To take into account that chaos and uncertainty, Wheeler has incorporated concepts and techniques from other arenas where circumstances are in flux and information is imperfect—from military combat and medical diagnosis to improvisational theater and jazz.
Hitting The Right Notes
"There are things that great jazz musicians understand that apply directly to negotiations," says Wheeler, whose own background is in law and policy analysis. "I'm not speaking metaphorically. By emulating what jazz masters do, we all can become better negotiators."
Indeed, the late diplomat Richard Holbrooke—who brokered the Dayton Accords ending the conflict in the former Yugoslavia—explicitly likened negotiation to jazz. "It's improvisation on a theme," he observed. "You know where you want to go, but you don't know how to get there. It's not linear." The great trumpeter Wynton Marsalis made the same connection. "The real power of jazz is that a group of people can come together and create art, improvised art, and can negotiate their agendas with each other. And that negotiation is the art."

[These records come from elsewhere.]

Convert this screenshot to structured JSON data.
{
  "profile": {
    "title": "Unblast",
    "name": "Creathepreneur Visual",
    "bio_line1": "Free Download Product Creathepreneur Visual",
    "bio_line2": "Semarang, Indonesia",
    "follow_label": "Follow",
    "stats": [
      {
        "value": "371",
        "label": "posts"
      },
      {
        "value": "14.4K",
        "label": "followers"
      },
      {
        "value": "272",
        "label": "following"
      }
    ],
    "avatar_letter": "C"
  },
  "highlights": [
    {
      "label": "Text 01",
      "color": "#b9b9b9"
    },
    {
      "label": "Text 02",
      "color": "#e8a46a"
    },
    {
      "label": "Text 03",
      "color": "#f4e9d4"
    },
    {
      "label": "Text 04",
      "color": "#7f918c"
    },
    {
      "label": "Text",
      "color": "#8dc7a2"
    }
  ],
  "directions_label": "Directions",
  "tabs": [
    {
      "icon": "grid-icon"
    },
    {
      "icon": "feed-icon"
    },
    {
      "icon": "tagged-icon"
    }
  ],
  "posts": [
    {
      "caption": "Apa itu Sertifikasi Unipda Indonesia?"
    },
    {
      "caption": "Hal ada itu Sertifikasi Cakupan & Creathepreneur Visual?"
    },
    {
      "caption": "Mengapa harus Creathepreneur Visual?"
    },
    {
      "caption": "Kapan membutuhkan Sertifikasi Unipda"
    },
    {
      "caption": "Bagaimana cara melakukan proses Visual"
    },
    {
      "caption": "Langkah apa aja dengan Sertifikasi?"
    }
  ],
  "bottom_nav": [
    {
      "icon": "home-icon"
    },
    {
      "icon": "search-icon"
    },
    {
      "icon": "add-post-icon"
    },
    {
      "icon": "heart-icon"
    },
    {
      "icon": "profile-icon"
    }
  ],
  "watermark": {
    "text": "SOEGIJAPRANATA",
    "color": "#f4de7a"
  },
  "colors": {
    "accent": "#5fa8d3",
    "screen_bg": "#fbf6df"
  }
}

Wheeler marvels at how jazz greats "pay heed," as he puts it. "They listen deeply to other players, suspending judgment, at least for the moment, not worrying what they are going to express when their turn comes." During those times, the supporting musician "comps"—or complements—the soloist's tune, a concept Wheeler finds equally applicable to negotiation. "When the other person is speaking, you still need to sound the notes that coax them in the right direction. That means listening for some nugget, some idea that they put forth, that you can shape in a way that advances your mutual interests."
Similarly, the great negotiators—people like George Mitchell, who negotiated peace in Northern Ireland, or Lakhdar Brahimi, who negotiates conflicts for the UN in some of the world's hottest trouble spots—are successful because they go into a situation with a complete presence of mind, responding to and working with whatever is presenting itself in the moment rather than trying to bend it to some predetermined outcome.
"Keep an open mind and be ready to change and adapt to the situation," Brahimi advised. "Don't ask reality to conform to your blueprint, but transform your blueprint to adapt to reality."
The biggest barrier to developing that mindfulness is something that is almost never talked about in classes or books about negotiation: our own emotions. "Even very successful people carry a great degree of anxiety with them to the negotiating table," Wheeler says, "and that anxiety is an obstacle to effective performance."
Research that he and psychologist Dr. Kimberlyn Leary have conducted shows that much of the discomfort that people feel about negotiation stems from its inevitable uncertainty—and the realization that success is never wholly in our hands.
That uncertainty and lack of control often breeds insecurity, defensiveness, and even hostility. "People worry about whether they are being too trusting or too suspicious," says Wheeler. "Even after making a good deal, people wonder if they could have done better." Such self-doubt is a costly distraction. "It gets in the way of constructive engagement and relationship-building."
Staying In The Game
Being centered emotionally is essential to negotiation success. Wheeler says it requires being comfortable with seemingly contradictory feelings—for example, being simultaneously calm and alert—and approaching negotiation as an ongoing process of discovery about the situation, your counterpart, and perhaps even yourself.
In his book Wheeler quotes Tom Green, a remarkable negotiator who helped reach a $350 billion settlement of health claims with the tobacco industry. Discussing his experience in Wheeler's MBA class, Green said the secret of his success was "making chaos my friend in negotiation."
Whether involving international diplomacy, national policy, or just neighborhood real estate, all negotiations are chaotic in that they are fluid and not wholly predictable. Successful negotiators embrace that reality, so when conditions change—and they will—their agility allows them to sidestep pitfalls and seize opportunity.